Gus Carter Gus Carter

Scattering my father’s ashes in Santiago de Compostela

issue 14 October 2023

We are in the holy city of Santiago de Compostela to scatter our father’s ashes. He and my youngest sister had planned to walk the Camino, which finishes here at the resting place of Saint James, to mark the start of her adulthood and the beginning of his retirement. Instead, my two sisters have been walking the ancient pilgrims’ route for the past few weeks. I’ve flown into the city to meet them at the end. Most of Dad’s ashes went into a smart Regency tea caddy. The funeral directors had offered us a standard-issue urn but we decided he’d prefer something jolly and Georgian. The lacquered box didn’t quite hold all of his remains so the youngest put the rest in a Tupperware tub and brought him here to Spain. She took a relaxed approach to paperwork and I worried that his ashes might end up in a drug-testing laboratory.
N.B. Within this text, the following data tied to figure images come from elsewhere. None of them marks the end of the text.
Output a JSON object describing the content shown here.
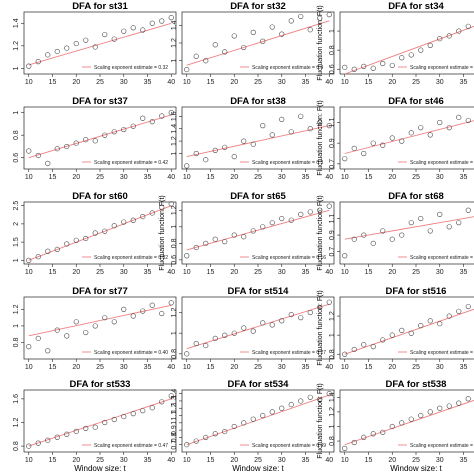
{
  "figure": {
    "title_prefix": "DFA for",
    "legend_text": "Scaling exponent estimate = ",
    "xlabel": "Window size: t",
    "ylabel": "Fluctuation function: F(t)",
    "colors": {
      "fit_line": "#f08080",
      "points": "#444444",
      "axis": "#222222"
    }
  },
  "chart_data": [
    {
      "type": "scatter",
      "title": "DFA for st31",
      "panel": {
        "row": 0,
        "col": 0
      },
      "xlabel": "",
      "ylabel": "",
      "xlim": [
        9,
        41
      ],
      "ylim": [
        0.95,
        1.5
      ],
      "xticks": [
        10,
        15,
        20,
        25,
        30,
        35,
        40
      ],
      "yticks": [
        1.0,
        1.2,
        1.4
      ],
      "x": [
        10,
        12,
        14,
        16,
        18,
        20,
        22,
        24,
        26,
        28,
        30,
        32,
        34,
        36,
        38,
        40
      ],
      "y": [
        1.02,
        1.06,
        1.12,
        1.15,
        1.18,
        1.22,
        1.25,
        1.19,
        1.3,
        1.26,
        1.33,
        1.36,
        1.34,
        1.4,
        1.42,
        1.45
      ],
      "fit": {
        "x": [
          10,
          40
        ],
        "y": [
          1.03,
          1.4
        ]
      },
      "legend_value": "0.32"
    },
    {
      "type": "scatter",
      "title": "DFA for st32",
      "panel": {
        "row": 0,
        "col": 1
      },
      "xlabel": "",
      "ylabel": "",
      "xlim": [
        9,
        41
      ],
      "ylim": [
        0.85,
        1.55
      ],
      "xticks": [
        10,
        15,
        20,
        25,
        30,
        35,
        40
      ],
      "yticks": [
        1.0,
        1.2,
        1.4
      ],
      "x": [
        10,
        12,
        14,
        16,
        18,
        20,
        22,
        24,
        26,
        28,
        30,
        32,
        34,
        36,
        38,
        40
      ],
      "y": [
        0.9,
        1.05,
        1.0,
        1.18,
        1.1,
        1.28,
        1.15,
        1.32,
        1.22,
        1.38,
        1.3,
        1.45,
        1.5,
        1.35,
        1.48,
        1.52
      ],
      "fit": {
        "x": [
          10,
          40
        ],
        "y": [
          0.95,
          1.45
        ]
      },
      "legend_value": "0.4"
    },
    {
      "type": "scatter",
      "title": "DFA for st34",
      "panel": {
        "row": 0,
        "col": 2
      },
      "xlabel": "",
      "ylabel": "Fluctuation function: F(t)",
      "xlim": [
        9,
        41
      ],
      "ylim": [
        0.55,
        1.2
      ],
      "xticks": [
        10,
        15,
        20,
        25,
        30,
        35,
        40
      ],
      "yticks": [
        0.6,
        0.8,
        1.0
      ],
      "x": [
        10,
        12,
        14,
        16,
        18,
        20,
        22,
        24,
        26,
        28,
        30,
        32,
        34,
        36,
        38,
        40
      ],
      "y": [
        0.62,
        0.6,
        0.63,
        0.61,
        0.66,
        0.64,
        0.72,
        0.75,
        0.8,
        0.85,
        0.92,
        0.95,
        1.0,
        1.05,
        1.08,
        1.12
      ],
      "fit": {
        "x": [
          10,
          40
        ],
        "y": [
          0.55,
          1.1
        ]
      },
      "legend_value": "0.4"
    },
    {
      "type": "scatter",
      "title": "DFA for st37",
      "panel": {
        "row": 1,
        "col": 0
      },
      "xlabel": "",
      "ylabel": "",
      "xlim": [
        9,
        41
      ],
      "ylim": [
        0.5,
        1.05
      ],
      "xticks": [
        10,
        15,
        20,
        25,
        30,
        35,
        40
      ],
      "yticks": [
        0.6,
        0.8,
        1.0
      ],
      "x": [
        10,
        12,
        14,
        16,
        18,
        20,
        22,
        24,
        26,
        28,
        30,
        32,
        34,
        36,
        38,
        40
      ],
      "y": [
        0.66,
        0.62,
        0.55,
        0.68,
        0.7,
        0.73,
        0.76,
        0.75,
        0.8,
        0.83,
        0.85,
        0.88,
        0.95,
        0.92,
        0.97,
        1.0
      ],
      "fit": {
        "x": [
          10,
          40
        ],
        "y": [
          0.6,
          0.98
        ]
      },
      "legend_value": "0.42"
    },
    {
      "type": "scatter",
      "title": "DFA for st38",
      "panel": {
        "row": 1,
        "col": 1
      },
      "xlabel": "",
      "ylabel": "",
      "xlim": [
        9,
        41
      ],
      "ylim": [
        0.75,
        1.75
      ],
      "xticks": [
        10,
        15,
        20,
        25,
        30,
        35,
        40
      ],
      "yticks": [
        1.0,
        1.2,
        1.4,
        1.6
      ],
      "x": [
        10,
        12,
        14,
        16,
        18,
        20,
        22,
        24,
        26,
        28,
        30,
        32,
        34,
        36,
        38,
        40
      ],
      "y": [
        0.8,
        1.0,
        0.9,
        1.05,
        1.1,
        0.95,
        1.2,
        1.15,
        1.45,
        1.3,
        1.55,
        1.35,
        1.6,
        1.4,
        1.5,
        1.45
      ],
      "fit": {
        "x": [
          10,
          40
        ],
        "y": [
          0.95,
          1.45
        ]
      },
      "legend_value": "0.3"
    },
    {
      "type": "scatter",
      "title": "DFA for st46",
      "panel": {
        "row": 1,
        "col": 2
      },
      "xlabel": "",
      "ylabel": "Fluctuation function: F(t)",
      "xlim": [
        9,
        41
      ],
      "ylim": [
        0.65,
        1.25
      ],
      "xticks": [
        10,
        15,
        20,
        25,
        30,
        35,
        40
      ],
      "yticks": [
        0.7,
        0.9,
        1.1
      ],
      "x": [
        10,
        12,
        14,
        16,
        18,
        20,
        22,
        24,
        26,
        28,
        30,
        32,
        34,
        36,
        38,
        40
      ],
      "y": [
        0.75,
        0.85,
        0.8,
        0.9,
        0.88,
        0.95,
        0.92,
        1.0,
        1.05,
        0.98,
        1.1,
        1.05,
        1.15,
        1.12,
        1.18,
        1.2
      ],
      "fit": {
        "x": [
          10,
          40
        ],
        "y": [
          0.8,
          1.15
        ]
      },
      "legend_value": "0.2"
    },
    {
      "type": "scatter",
      "title": "DFA for st60",
      "panel": {
        "row": 2,
        "col": 0
      },
      "xlabel": "",
      "ylabel": "",
      "xlim": [
        9,
        41
      ],
      "ylim": [
        0.9,
        2.6
      ],
      "xticks": [
        10,
        15,
        20,
        25,
        30,
        35,
        40
      ],
      "yticks": [
        1.0,
        1.5,
        2.0,
        2.5
      ],
      "x": [
        10,
        12,
        14,
        16,
        18,
        20,
        22,
        24,
        26,
        28,
        30,
        32,
        34,
        36,
        38,
        40
      ],
      "y": [
        1.0,
        1.1,
        1.25,
        1.3,
        1.45,
        1.55,
        1.6,
        1.75,
        1.8,
        1.95,
        2.05,
        2.1,
        2.2,
        2.3,
        2.45,
        2.55
      ],
      "fit": {
        "x": [
          10,
          40
        ],
        "y": [
          1.0,
          2.5
        ]
      },
      "legend_value": "0.82"
    },
    {
      "type": "scatter",
      "title": "DFA for st65",
      "panel": {
        "row": 2,
        "col": 1
      },
      "xlabel": "",
      "ylabel": "Fluctuation function: F(t)",
      "xlim": [
        9,
        41
      ],
      "ylim": [
        0.55,
        1.3
      ],
      "xticks": [
        10,
        15,
        20,
        25,
        30,
        35,
        40
      ],
      "yticks": [
        0.6,
        0.8,
        1.0,
        1.2
      ],
      "x": [
        10,
        12,
        14,
        16,
        18,
        20,
        22,
        24,
        26,
        28,
        30,
        32,
        34,
        36,
        38,
        40
      ],
      "y": [
        0.65,
        0.75,
        0.8,
        0.85,
        0.82,
        0.9,
        0.88,
        0.95,
        1.0,
        1.05,
        1.1,
        1.08,
        1.15,
        1.18,
        1.2,
        1.25
      ],
      "fit": {
        "x": [
          10,
          40
        ],
        "y": [
          0.72,
          1.2
        ]
      },
      "legend_value": "0.16"
    },
    {
      "type": "scatter",
      "title": "DFA for st68",
      "panel": {
        "row": 2,
        "col": 2
      },
      "xlabel": "",
      "ylabel": "Fluctuation function: F(t)",
      "xlim": [
        9,
        41
      ],
      "ylim": [
        0.55,
        1.3
      ],
      "xticks": [
        10,
        15,
        20,
        25,
        30,
        35,
        40
      ],
      "yticks": [
        0.7,
        0.9,
        1.1
      ],
      "x": [
        10,
        12,
        14,
        16,
        18,
        20,
        22,
        24,
        26,
        28,
        30,
        32,
        34,
        36,
        38,
        40
      ],
      "y": [
        0.65,
        0.85,
        0.9,
        0.8,
        0.95,
        0.85,
        0.9,
        1.05,
        1.1,
        0.95,
        1.15,
        1.0,
        1.05,
        1.2,
        1.1,
        1.18
      ],
      "fit": {
        "x": [
          10,
          40
        ],
        "y": [
          0.85,
          1.15
        ]
      },
      "legend_value": ""
    },
    {
      "type": "scatter",
      "title": "DFA for st77",
      "panel": {
        "row": 3,
        "col": 0
      },
      "xlabel": "",
      "ylabel": "",
      "xlim": [
        9,
        41
      ],
      "ylim": [
        0.6,
        1.35
      ],
      "xticks": [
        10,
        15,
        20,
        25,
        30,
        35,
        40
      ],
      "yticks": [
        0.8,
        1.0,
        1.2
      ],
      "x": [
        10,
        12,
        14,
        16,
        18,
        20,
        22,
        24,
        26,
        28,
        30,
        32,
        34,
        36,
        38,
        40
      ],
      "y": [
        0.75,
        0.85,
        0.7,
        0.95,
        0.88,
        1.05,
        0.92,
        1.0,
        1.1,
        1.05,
        1.2,
        1.12,
        1.18,
        1.25,
        1.15,
        1.28
      ],
      "fit": {
        "x": [
          10,
          40
        ],
        "y": [
          0.88,
          1.25
        ]
      },
      "legend_value": "0.40"
    },
    {
      "type": "scatter",
      "title": "DFA for st514",
      "panel": {
        "row": 3,
        "col": 1
      },
      "xlabel": "",
      "ylabel": "",
      "xlim": [
        9,
        41
      ],
      "ylim": [
        0.75,
        1.35
      ],
      "xticks": [
        10,
        15,
        20,
        25,
        30,
        35,
        40
      ],
      "yticks": [
        0.8,
        1.0,
        1.2
      ],
      "x": [
        10,
        12,
        14,
        16,
        18,
        20,
        22,
        24,
        26,
        28,
        30,
        32,
        34,
        36,
        38,
        40
      ],
      "y": [
        0.8,
        0.9,
        0.88,
        0.95,
        0.98,
        1.0,
        1.05,
        1.02,
        1.1,
        1.08,
        1.12,
        1.18,
        1.15,
        1.2,
        1.25,
        1.3
      ],
      "fit": {
        "x": [
          10,
          40
        ],
        "y": [
          0.85,
          1.28
        ]
      },
      "legend_value": "0.27"
    },
    {
      "type": "scatter",
      "title": "DFA for st516",
      "panel": {
        "row": 3,
        "col": 2
      },
      "xlabel": "",
      "ylabel": "Fluctuation function: F(t)",
      "xlim": [
        9,
        41
      ],
      "ylim": [
        0.75,
        1.4
      ],
      "xticks": [
        10,
        15,
        20,
        25,
        30,
        35,
        40
      ],
      "yticks": [
        0.8,
        1.0,
        1.2
      ],
      "x": [
        10,
        12,
        14,
        16,
        18,
        20,
        22,
        24,
        26,
        28,
        30,
        32,
        34,
        36,
        38,
        40
      ],
      "y": [
        0.8,
        0.85,
        0.9,
        0.88,
        0.95,
        1.0,
        1.05,
        1.02,
        1.1,
        1.15,
        1.12,
        1.2,
        1.25,
        1.3,
        1.28,
        1.35
      ],
      "fit": {
        "x": [
          10,
          40
        ],
        "y": [
          0.8,
          1.32
        ]
      },
      "legend_value": ""
    },
    {
      "type": "scatter",
      "title": "DFA for st533",
      "panel": {
        "row": 4,
        "col": 0
      },
      "xlabel": "Window size: t",
      "ylabel": "",
      "xlim": [
        9,
        41
      ],
      "ylim": [
        0.7,
        1.75
      ],
      "xticks": [
        10,
        15,
        20,
        25,
        30,
        35,
        40
      ],
      "yticks": [
        0.8,
        1.2,
        1.6
      ],
      "x": [
        10,
        12,
        14,
        16,
        18,
        20,
        22,
        24,
        26,
        28,
        30,
        32,
        34,
        36,
        38,
        40
      ],
      "y": [
        0.8,
        0.85,
        0.9,
        0.95,
        1.0,
        1.05,
        1.1,
        1.12,
        1.2,
        1.25,
        1.3,
        1.35,
        1.4,
        1.45,
        1.55,
        1.65
      ],
      "fit": {
        "x": [
          10,
          40
        ],
        "y": [
          0.8,
          1.6
        ]
      },
      "legend_value": "0.47"
    },
    {
      "type": "scatter",
      "title": "DFA for st534",
      "panel": {
        "row": 4,
        "col": 1
      },
      "xlabel": "Window size: t",
      "ylabel": "",
      "xlim": [
        9,
        41
      ],
      "ylim": [
        0.6,
        1.45
      ],
      "xticks": [
        10,
        15,
        20,
        25,
        30,
        35,
        40
      ],
      "yticks": [
        0.7,
        0.8,
        0.9,
        1.0,
        1.1,
        1.2,
        1.3,
        1.4
      ],
      "x": [
        10,
        12,
        14,
        16,
        18,
        20,
        22,
        24,
        26,
        28,
        30,
        32,
        34,
        36,
        38,
        40
      ],
      "y": [
        0.7,
        0.75,
        0.8,
        0.85,
        0.88,
        0.95,
        1.0,
        1.05,
        1.1,
        1.15,
        1.2,
        1.25,
        1.3,
        1.35,
        1.32,
        1.4
      ],
      "fit": {
        "x": [
          10,
          40
        ],
        "y": [
          0.7,
          1.38
        ]
      },
      "legend_value": "0.49"
    },
    {
      "type": "scatter",
      "title": "DFA for st538",
      "panel": {
        "row": 4,
        "col": 2
      },
      "xlabel": "Window size: t",
      "ylabel": "Fluctuation function: F(t)",
      "xlim": [
        9,
        41
      ],
      "ylim": [
        0.65,
        1.5
      ],
      "xticks": [
        10,
        15,
        20,
        25,
        30,
        35,
        40
      ],
      "yticks": [
        0.8,
        1.0,
        1.2,
        1.4
      ],
      "x": [
        10,
        12,
        14,
        16,
        18,
        20,
        22,
        24,
        26,
        28,
        30,
        32,
        34,
        36,
        38,
        40
      ],
      "y": [
        0.7,
        0.78,
        0.85,
        0.9,
        0.92,
        1.0,
        1.05,
        1.1,
        1.15,
        1.2,
        1.25,
        1.28,
        1.32,
        1.38,
        1.42,
        1.45
      ],
      "fit": {
        "x": [
          10,
          40
        ],
        "y": [
          0.75,
          1.42
        ]
      },
      "legend_value": ""
    }
  ]
}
People here seem to cry quite openly. In the square beneath the cathedral, a man of about 60 sits on the paving stones, leaning back on his palms and gasping between tears. We watch a father at the end of his pilgrimage surprised by the arrival of his daughter, his shoulders breaking into shudders of joy. I feel a little silly in trainers, surrounded by pilgrims in walking boots. My sisters have bumped into friends they’ve met along the route, sharing stories of lost rucksacks and hostels filled with mad Germans. They went straight into the cathedral when they arrived, while I waited outside. It didn’t feel right to go in. I’m here because our father isn’t, at the end of a journey I haven’t taken.

It’s said that the headless body of Saint James was brought here from the Holy Land on a rudderless boat, his disciples avoiding dragons and the creatures of hell along the way.